I am a chartered psychologist who enjoys working with people to explore their unique meaning of an experience. My work often focuses on how that meaning informs the person's way of being in their world, what its costs and benefits are, and how it can manifest as anxiety, relationship issues and other forms of distress.
I found Viktor Frankl's book called Man's Search for Meaning a profound read for me as a therapist. It is a moving, thought provoking read about his survival of the holocaust and the power of interpretation and meaning that we bring to our lived experience.
I have been told that I come across as warm and non judgmental. I have also been described as being very direct within my sessions. Depending on the presentation of the client, I believe it brings out different characteristics within me.
I also work with most of the major psychological and mental health issues.
Cognitive Behavioural Therapy is a more structured, goal-oriented approach to therapy. According to CBT, destructive behaviours result from unhealthy emotions, and unhealthy emotions stem from distorted patterns of thinking - for example, overgeneralising, catastrophising, magnifying negatives and minimising positives.
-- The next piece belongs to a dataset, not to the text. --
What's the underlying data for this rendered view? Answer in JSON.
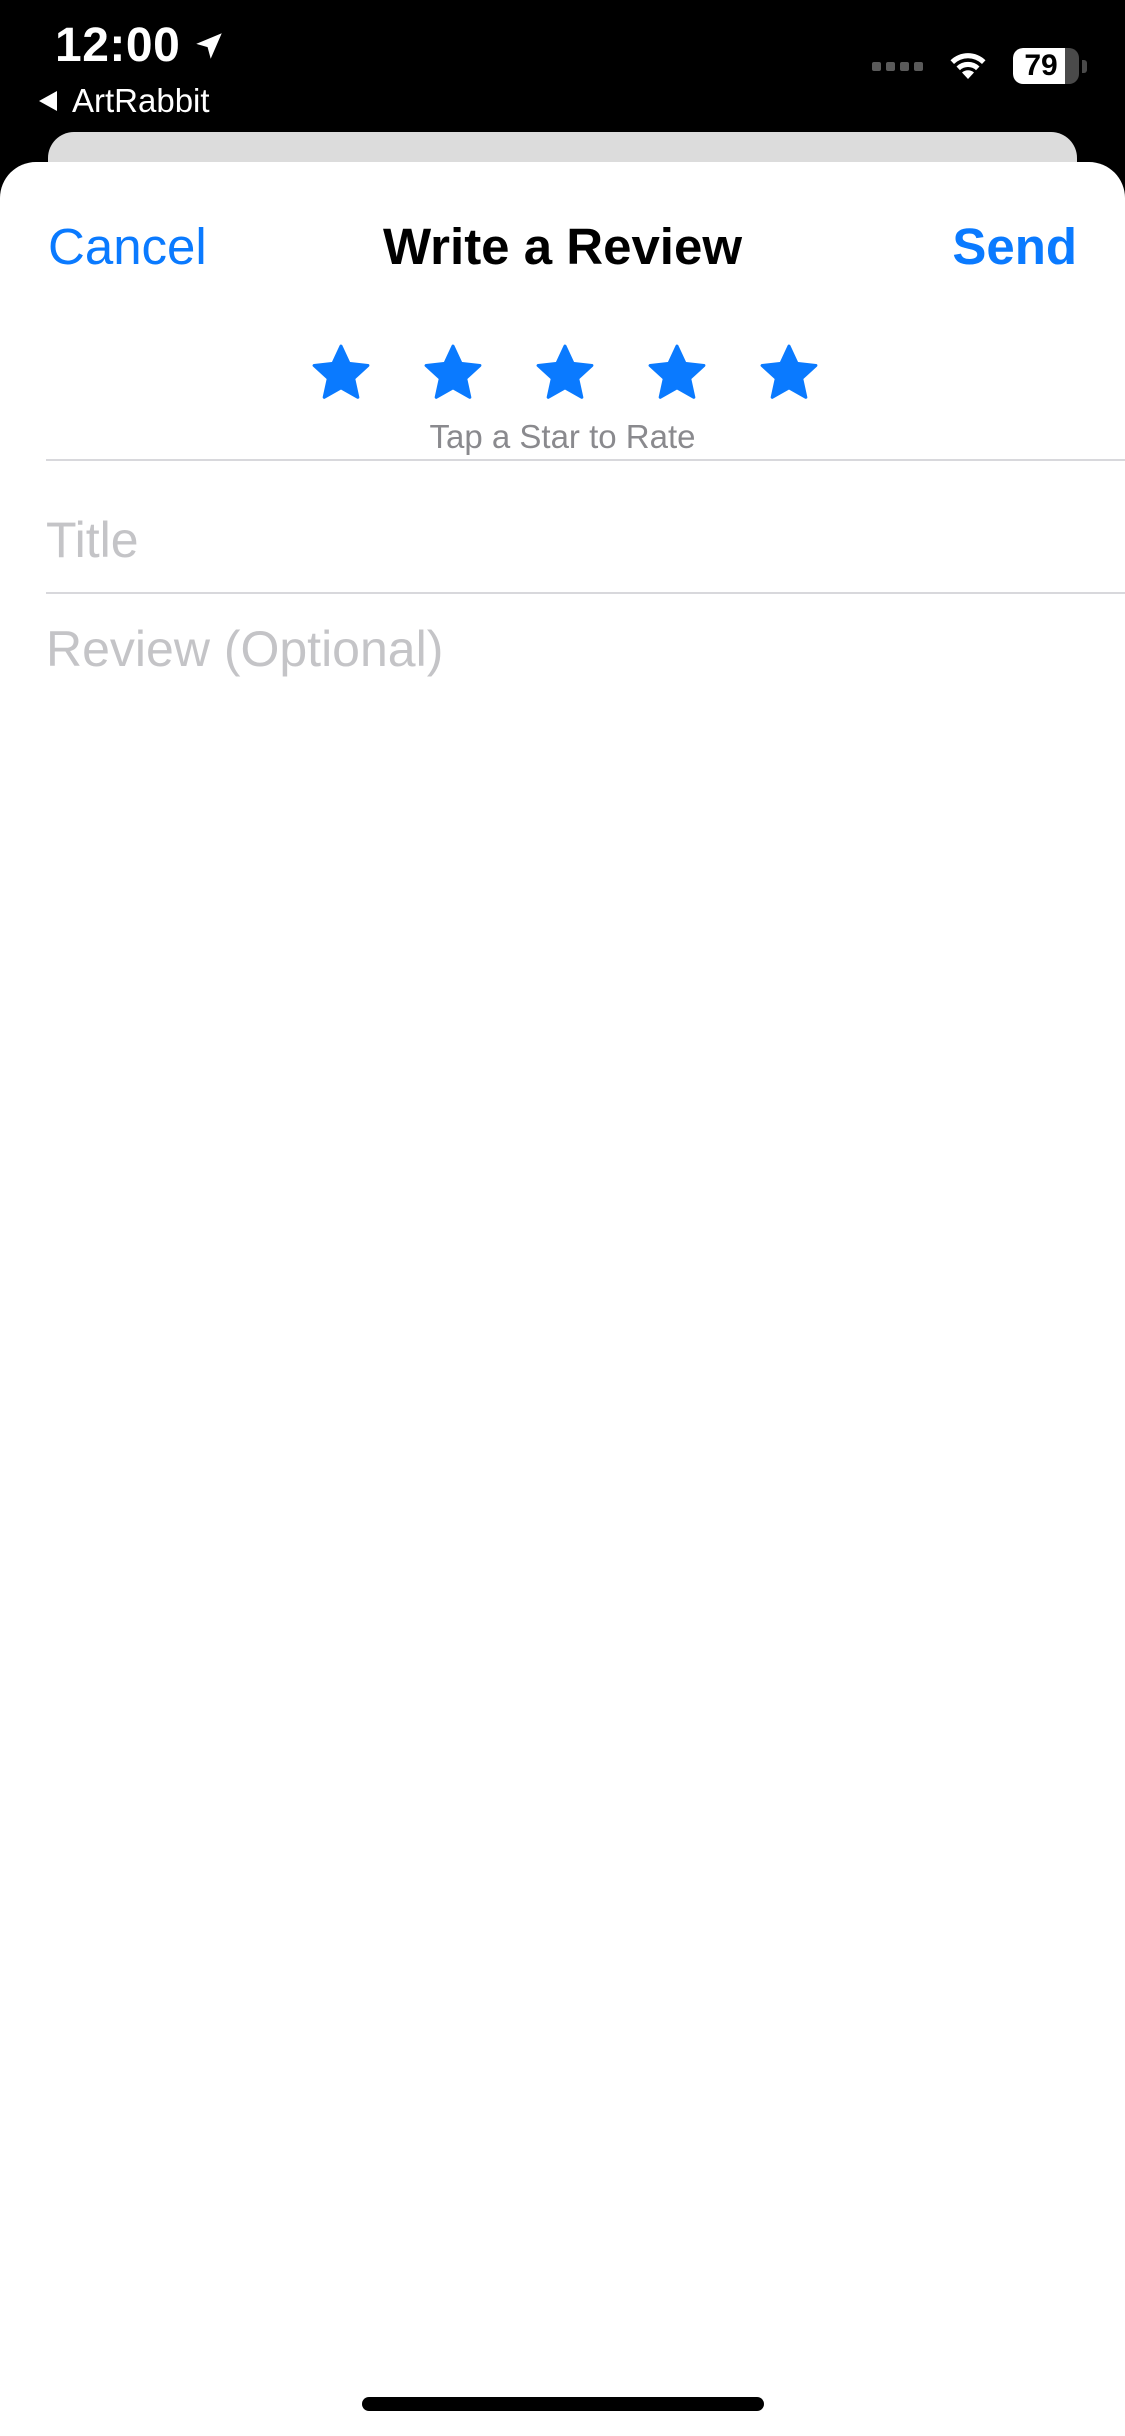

CBT helps clients to identify and challenge these cognitive errors, to replace them with more realistic thoughts and to learn coping skills and practical strategies that minimise dysfunctional behaviour.
Existential Therapy focuses on our subjective way of being here and now and the unique meaning we give to our experiences. In this approach, there is no right or wrong way of being. Instead, it's important to realise the power and responsibility inherent in our choices, the freedom to make new ones and the need to face reality, rather than try to escape from it. Existential therapy explores our unique responses to universal questions like alienation, despair, meaninglessness and mortality, but its ultimate goal is to help us live with deeper awareness, authenticity, courage, presence and awe.
Mindfulness is based on the Buddhist practice of focusing our attention on the present moment and responding to whatever is happening with acceptance, curiosity and openness. Mindfulness helps us learn to notice our thoughts and feelings without judging or identifying with them. In this way we can acknowledge and observe what's happening to us without reacting to it in self-destructive ways. Mindfulness helps us 'catch' ourselves before we get sucked down a rabbit hole of self-criticism and rumination. It has been found especially effective in the treatment of depression, stress and addiction relapse.
Psychodynamic therapy looks at how our early experiences shape our present lives. Its main insight is that problems often arise from painful childhood experiences that have been pushed down to the unconscious because they may be too painful for the conscious mind to process. These repressed emotions don’t go away but resurface to haunt our current relationships. The goal of therapy is to examine our current challenges at their roots, to make the unconscious conscious so we can understand ourselves and stop replaying past conflicts into the present.
Sessions with me start at £80. We will meet once a week for 50 minutes. I offer both long-term and short-term therapy, as well as Skype and telephone sessions.